Unfortunately, those voices were squelched by the disinterested, historically correct elite of musical philology who are more interested in determining if that speck is a dotted note or just a piece of fly dung.
Needless to say, organ builders saw gold "in them thar sanctuaries." The lust for authentic, Schnitger style "Werkprinzip" organs became all the rage. Everybody had to jump on the band wagon; from early, earnestly sincere, yet (as was discovered after much damage had been done) misdirected devotees like Holtkamp, Flentrop and Schlicker with their free-standing pipes, to rabid later converts like Lawrence Phelps at Casavant (who later prostituted himself to become Allen Organ's bitch) and Robert Sipe at Æolian-Skinner, to the Johnny-come-lately's at Möller and Austin who really didn't give a damn about "the cause," they saw a whole new market for pipe organs in an effort to fend off the spreading virus of electronic organs. Not unlike what happened in the recording industry when CD's appeared on the market and everyone wanted to replace their LP's with the latest thing that was supposed to be so much better. Suddenly churches were replacing instruments originally designed to accompany choirs and congregations in buildings with distinctly American non-reverberant acoustics with organs full of spitting ("chiffing") tissue paper foundation stops and an overabundance of upper work.

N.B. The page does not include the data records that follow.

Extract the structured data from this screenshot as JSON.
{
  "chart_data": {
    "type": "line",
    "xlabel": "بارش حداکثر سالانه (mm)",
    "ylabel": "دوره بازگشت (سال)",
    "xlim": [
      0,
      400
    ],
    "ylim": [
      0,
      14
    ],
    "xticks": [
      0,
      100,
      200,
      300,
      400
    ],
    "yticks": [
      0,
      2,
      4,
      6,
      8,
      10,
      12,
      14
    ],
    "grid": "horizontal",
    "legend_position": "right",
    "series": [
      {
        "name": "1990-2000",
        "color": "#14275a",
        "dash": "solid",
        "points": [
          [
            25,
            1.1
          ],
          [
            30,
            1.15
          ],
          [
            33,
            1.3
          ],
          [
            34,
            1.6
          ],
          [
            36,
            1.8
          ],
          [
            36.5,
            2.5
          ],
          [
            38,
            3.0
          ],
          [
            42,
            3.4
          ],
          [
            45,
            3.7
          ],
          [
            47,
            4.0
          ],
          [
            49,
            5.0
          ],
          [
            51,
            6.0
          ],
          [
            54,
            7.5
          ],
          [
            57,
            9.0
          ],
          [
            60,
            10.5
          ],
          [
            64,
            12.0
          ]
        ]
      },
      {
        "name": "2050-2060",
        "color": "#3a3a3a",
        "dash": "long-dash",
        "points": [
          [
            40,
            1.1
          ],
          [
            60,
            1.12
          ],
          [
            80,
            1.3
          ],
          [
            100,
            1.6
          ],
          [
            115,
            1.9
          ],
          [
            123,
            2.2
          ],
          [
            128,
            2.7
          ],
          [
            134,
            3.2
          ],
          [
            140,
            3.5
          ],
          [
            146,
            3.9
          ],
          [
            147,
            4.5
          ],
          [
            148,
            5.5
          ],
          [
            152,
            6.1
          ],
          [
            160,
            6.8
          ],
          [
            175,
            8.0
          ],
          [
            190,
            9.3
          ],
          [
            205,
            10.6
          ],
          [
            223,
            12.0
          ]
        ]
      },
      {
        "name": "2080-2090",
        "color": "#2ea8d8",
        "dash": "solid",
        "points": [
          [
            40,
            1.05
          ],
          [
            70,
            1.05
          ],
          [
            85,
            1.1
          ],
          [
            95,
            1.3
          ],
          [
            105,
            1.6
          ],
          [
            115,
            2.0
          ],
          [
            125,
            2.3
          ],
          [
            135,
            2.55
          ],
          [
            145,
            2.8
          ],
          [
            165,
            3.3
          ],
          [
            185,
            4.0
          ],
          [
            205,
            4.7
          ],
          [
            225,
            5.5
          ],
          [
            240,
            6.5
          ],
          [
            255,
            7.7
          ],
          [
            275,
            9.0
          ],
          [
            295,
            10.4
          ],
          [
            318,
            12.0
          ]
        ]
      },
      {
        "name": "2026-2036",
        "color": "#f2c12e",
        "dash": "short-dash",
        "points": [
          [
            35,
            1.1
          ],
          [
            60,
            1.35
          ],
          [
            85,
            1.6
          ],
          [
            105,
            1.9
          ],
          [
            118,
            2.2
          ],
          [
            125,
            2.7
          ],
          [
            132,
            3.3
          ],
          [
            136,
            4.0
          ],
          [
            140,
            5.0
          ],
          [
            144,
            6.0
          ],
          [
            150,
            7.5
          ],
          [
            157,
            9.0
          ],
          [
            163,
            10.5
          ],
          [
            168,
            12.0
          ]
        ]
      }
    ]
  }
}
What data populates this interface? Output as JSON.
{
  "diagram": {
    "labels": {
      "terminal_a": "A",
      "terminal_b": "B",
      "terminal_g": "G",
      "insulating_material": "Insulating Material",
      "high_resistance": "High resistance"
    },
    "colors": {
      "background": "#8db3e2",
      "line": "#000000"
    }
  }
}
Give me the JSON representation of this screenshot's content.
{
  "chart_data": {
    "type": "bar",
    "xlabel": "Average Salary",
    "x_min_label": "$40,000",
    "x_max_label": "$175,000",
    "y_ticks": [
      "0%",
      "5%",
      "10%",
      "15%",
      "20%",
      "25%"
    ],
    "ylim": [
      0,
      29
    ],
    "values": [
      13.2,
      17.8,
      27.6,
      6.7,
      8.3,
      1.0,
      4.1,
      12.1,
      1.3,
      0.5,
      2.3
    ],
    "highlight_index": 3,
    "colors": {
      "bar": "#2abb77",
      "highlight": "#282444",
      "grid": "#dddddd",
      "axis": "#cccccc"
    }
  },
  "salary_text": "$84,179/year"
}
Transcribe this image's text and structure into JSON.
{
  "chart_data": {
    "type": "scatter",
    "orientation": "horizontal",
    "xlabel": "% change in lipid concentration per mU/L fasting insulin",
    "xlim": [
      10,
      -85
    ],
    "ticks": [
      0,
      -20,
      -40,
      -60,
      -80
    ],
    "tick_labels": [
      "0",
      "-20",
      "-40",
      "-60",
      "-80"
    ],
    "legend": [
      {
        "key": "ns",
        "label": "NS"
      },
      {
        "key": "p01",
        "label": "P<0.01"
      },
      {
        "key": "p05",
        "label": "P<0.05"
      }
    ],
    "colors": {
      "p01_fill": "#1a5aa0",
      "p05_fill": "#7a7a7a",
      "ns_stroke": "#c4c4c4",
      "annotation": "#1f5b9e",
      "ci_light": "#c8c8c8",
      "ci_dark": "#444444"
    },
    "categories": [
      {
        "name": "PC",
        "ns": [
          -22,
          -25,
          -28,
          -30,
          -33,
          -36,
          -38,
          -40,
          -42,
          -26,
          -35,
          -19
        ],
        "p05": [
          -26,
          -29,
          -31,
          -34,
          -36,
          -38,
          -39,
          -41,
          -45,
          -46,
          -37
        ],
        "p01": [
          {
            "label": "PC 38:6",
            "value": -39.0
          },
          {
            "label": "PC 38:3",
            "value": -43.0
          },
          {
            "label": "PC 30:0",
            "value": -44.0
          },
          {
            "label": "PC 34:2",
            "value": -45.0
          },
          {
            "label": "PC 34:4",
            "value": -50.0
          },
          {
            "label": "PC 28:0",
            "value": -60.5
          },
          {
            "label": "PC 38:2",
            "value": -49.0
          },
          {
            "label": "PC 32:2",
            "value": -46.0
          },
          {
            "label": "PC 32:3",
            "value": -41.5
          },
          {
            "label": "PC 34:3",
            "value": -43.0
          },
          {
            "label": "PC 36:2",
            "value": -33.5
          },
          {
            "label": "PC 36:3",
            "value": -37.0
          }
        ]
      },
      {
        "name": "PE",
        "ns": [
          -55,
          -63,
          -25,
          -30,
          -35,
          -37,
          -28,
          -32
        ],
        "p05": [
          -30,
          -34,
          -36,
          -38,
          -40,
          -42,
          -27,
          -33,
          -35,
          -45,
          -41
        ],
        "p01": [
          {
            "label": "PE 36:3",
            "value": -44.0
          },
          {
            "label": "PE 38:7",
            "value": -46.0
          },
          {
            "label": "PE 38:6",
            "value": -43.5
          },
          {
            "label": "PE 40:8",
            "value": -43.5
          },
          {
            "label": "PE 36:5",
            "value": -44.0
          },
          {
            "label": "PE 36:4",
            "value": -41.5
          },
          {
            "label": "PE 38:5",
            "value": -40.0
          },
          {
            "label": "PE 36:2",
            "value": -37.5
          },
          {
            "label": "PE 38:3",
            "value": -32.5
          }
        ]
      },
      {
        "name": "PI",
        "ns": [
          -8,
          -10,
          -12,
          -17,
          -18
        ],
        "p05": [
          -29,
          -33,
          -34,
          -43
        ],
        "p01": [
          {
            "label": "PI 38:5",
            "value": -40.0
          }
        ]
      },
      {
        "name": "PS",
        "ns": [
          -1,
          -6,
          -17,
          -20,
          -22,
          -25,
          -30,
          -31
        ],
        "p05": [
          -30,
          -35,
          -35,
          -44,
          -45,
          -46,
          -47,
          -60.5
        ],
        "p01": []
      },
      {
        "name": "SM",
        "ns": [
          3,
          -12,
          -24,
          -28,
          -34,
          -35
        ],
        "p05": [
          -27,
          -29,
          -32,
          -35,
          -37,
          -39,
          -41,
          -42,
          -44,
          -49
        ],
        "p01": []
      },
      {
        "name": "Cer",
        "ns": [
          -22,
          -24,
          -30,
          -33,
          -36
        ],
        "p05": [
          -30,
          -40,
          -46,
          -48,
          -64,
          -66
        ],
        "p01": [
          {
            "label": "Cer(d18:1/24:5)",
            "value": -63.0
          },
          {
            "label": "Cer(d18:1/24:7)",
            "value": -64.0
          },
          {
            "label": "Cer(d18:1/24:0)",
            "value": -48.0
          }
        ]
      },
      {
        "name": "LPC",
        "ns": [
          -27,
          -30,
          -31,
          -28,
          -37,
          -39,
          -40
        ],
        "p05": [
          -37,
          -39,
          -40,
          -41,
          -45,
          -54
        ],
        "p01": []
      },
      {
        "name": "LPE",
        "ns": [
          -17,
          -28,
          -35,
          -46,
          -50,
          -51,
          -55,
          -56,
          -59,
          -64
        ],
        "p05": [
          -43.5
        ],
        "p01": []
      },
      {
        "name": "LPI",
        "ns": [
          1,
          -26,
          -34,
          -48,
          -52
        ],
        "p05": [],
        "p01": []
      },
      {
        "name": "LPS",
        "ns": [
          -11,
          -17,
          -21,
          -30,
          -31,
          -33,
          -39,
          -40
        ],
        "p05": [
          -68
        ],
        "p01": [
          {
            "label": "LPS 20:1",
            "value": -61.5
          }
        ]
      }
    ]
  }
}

Now, don't get me wrong; a well designed German or French Baroque style instrument (of which most of these new American instruments were poor imitations), with all of its associated upper work is designed for an highly reverberant European church; and, in its proper setting can be a scintillating and crystalline sounding organ. That's because of the architecture of most European churches and basilicas which have anywhere from two to ten seconds of reverberation. From a practical standpoint, with money being a very scarce commodity in the 16th and 17th Centuries, a relatively small instrument had to be designed that could fill a very large, very crowded nave (back then you HAD to go to church) so that Günter in the back of the church could hear the chorale melody in order to sing along. Moreover, they were designed for a specific cultural æsthetic for the time: an æsthetic alien to most people today. So, if you take this same scintillating, crystalline European organ, or one designed like it, and place it into an American church with its "dead" acoustics, the bloody thing screams at you. This is essentially what was done during the decades from the late 40's through most of the 90's. Then there is the further associated complication of purely mechanical ("tracker") keyboard action as opposed to electrical (including electro-pneumatic) action, which I'll get into in Part III of this polemic.
There are still companies and "consultants" who still insist that German or French Baroque design is the only "true" organ design and continue to shove their dogma down the throats of unsuspecting churches. And of course, the result is tens of thousands more will learn to despise the organ as a loud, shrieky instrument played by an unimaginative, pedantic organ "scholar" or Lizzie. Is it any wonder why the organ has become so unpopular?